There was once a time when studios owned the theater chains. In the early days of film up through the mid-60’s, this was a common practice. However, when the laws changed, theater owners became able to determine what would screen at their chains, what their concession prices would be, and most importantly they could charge what they chose. Now, the cost of screening a film is still determined, to an extent, by the studios. As the price of films goes up and the variety of screening options increases (on demand, YouTube, etc.), theater owners must recoup the cost of screening the latest Hollywood Blockbuster. This has lead to a decrease in the amount of theaters that will carry an independent film, or something out of the ordinary.

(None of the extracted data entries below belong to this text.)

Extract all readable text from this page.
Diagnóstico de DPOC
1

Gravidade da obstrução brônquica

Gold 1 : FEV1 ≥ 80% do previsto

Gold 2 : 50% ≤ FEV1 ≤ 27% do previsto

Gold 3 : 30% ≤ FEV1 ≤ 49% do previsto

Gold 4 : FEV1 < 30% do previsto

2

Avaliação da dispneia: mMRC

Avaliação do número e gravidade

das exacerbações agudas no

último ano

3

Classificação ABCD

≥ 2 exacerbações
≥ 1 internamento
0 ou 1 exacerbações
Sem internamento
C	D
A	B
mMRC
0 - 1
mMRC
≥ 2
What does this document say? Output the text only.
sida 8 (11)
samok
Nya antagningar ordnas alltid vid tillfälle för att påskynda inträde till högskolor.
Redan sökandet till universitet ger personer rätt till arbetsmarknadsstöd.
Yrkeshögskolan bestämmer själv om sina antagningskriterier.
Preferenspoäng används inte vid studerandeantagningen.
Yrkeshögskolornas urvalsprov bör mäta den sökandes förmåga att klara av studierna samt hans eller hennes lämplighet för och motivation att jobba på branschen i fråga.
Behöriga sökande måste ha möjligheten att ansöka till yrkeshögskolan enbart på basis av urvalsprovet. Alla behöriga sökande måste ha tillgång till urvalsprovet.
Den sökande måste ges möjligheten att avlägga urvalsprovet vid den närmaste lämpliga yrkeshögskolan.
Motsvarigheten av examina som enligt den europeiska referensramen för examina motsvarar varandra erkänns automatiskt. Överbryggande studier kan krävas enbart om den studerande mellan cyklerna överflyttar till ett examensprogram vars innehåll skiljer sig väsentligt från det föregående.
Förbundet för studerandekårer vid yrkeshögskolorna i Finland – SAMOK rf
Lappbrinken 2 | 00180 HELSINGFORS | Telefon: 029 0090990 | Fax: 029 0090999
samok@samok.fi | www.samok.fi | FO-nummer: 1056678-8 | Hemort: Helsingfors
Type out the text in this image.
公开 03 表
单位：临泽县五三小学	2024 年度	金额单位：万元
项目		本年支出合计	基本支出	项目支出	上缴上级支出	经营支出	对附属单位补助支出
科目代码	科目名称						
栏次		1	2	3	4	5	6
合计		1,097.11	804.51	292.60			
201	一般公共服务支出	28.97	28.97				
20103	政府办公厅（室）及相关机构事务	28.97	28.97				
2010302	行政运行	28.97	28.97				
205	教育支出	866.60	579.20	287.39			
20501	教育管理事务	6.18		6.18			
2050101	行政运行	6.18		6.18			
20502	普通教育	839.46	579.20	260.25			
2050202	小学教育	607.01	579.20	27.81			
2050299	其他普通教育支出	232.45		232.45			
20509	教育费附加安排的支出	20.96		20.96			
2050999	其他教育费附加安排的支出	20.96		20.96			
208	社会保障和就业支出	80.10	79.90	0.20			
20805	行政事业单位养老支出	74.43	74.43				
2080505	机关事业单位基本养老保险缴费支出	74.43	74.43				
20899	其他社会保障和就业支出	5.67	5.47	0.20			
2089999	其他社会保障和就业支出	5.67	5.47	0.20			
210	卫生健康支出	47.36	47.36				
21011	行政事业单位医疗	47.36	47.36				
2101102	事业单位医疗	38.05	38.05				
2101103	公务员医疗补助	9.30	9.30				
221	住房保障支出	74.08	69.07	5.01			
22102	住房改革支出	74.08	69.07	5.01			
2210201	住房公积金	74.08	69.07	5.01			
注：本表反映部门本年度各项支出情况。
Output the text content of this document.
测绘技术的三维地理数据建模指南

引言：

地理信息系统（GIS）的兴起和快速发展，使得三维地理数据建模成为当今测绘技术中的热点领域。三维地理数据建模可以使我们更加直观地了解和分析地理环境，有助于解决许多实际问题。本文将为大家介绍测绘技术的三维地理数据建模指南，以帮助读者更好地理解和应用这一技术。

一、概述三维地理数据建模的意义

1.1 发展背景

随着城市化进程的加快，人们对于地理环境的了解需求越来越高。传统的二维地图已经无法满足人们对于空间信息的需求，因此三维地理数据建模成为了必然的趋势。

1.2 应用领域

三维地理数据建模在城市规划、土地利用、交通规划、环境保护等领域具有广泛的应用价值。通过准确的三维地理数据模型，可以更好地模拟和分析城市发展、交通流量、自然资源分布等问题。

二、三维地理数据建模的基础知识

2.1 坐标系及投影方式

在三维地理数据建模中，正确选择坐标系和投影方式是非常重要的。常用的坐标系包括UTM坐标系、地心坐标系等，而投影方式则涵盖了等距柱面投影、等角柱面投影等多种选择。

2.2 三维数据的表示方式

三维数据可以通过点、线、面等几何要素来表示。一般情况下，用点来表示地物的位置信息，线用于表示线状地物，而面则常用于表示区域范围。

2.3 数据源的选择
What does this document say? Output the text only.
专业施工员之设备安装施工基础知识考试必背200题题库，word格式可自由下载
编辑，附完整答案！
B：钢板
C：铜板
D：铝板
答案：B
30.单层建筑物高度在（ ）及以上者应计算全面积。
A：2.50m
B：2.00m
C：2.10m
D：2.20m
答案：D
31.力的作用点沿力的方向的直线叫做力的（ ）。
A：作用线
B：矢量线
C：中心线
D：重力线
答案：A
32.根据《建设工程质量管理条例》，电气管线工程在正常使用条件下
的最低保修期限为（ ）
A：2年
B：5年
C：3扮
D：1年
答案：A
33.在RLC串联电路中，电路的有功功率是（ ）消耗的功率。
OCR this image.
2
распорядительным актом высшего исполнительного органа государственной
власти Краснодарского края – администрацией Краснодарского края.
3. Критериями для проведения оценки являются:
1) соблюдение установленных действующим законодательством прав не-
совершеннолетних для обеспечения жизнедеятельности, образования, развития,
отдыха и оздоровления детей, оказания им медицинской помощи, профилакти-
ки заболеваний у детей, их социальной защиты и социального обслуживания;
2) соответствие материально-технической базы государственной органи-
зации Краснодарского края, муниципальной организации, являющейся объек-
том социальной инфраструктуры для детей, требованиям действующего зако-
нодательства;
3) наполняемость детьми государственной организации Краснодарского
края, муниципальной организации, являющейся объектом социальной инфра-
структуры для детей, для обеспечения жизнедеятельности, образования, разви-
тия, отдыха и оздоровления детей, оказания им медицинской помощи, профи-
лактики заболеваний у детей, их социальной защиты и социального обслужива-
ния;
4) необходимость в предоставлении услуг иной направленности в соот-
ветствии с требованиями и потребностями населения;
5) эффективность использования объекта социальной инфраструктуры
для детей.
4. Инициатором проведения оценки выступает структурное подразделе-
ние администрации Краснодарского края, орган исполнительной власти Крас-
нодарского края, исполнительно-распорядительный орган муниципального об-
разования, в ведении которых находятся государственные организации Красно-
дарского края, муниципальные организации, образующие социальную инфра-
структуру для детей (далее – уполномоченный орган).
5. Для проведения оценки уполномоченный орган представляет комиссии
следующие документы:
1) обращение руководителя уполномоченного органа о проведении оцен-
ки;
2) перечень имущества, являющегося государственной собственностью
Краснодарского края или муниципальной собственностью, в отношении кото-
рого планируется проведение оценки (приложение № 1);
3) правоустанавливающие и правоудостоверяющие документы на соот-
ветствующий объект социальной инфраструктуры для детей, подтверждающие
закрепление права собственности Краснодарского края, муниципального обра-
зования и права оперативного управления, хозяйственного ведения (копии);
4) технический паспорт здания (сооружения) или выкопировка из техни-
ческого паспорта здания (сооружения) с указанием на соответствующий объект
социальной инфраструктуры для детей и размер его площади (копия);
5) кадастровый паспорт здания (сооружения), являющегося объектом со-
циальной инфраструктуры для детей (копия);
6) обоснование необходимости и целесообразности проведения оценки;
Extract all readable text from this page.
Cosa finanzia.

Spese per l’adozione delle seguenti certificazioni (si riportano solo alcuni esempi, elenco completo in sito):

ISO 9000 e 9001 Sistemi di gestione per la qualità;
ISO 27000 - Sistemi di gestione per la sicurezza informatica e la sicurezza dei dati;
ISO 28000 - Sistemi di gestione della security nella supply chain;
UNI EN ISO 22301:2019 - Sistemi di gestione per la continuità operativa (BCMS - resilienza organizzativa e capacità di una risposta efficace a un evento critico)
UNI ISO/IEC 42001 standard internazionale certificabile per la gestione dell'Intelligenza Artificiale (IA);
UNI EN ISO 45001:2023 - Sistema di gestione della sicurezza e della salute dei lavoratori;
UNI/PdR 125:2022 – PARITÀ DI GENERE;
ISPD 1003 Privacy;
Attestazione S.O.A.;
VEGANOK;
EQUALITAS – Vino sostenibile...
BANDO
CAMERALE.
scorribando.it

For a producer of independent films this has become frustrating in a variety of ways. One, an independent production depends on building an audience through word of mouth. The ability to screen films at small “art house” theaters in Los Angeles and New York, was once a necessary factor in the success of an independent film and gave those films the ability to sometimes, play with the big boys. Two, theaters demand audiences, now more than ever. As I stated above about the other entertainment competition out there, people have other options than going to a movie. So, theaters must show the biggest, baddest, star driven vehicles in order to ensure they stay in business. An independent producer often does not have the money nor the luxury of shooting a big budget, commercial film. Their films are usually more personal, character driven, unusual subjects are often broached. Mass audiences are not necessarily ready to take in a two hour journey that forces a mindful examination of the human condition (granted, not all indie films are this and not all Hollywood Blockbusters are void of this), and do not have a familiar star. Thus, the independent film is left to struggle outside of the theater system.
The relationship between the theater owners and the Independent Producer has always been a bit of a fight. What it boils down to is money. The solution to this would be for audiences to grow and accept independent films for what they can offer, for the stories they tell, and for introducing them to the next generation of stars at the doorstep.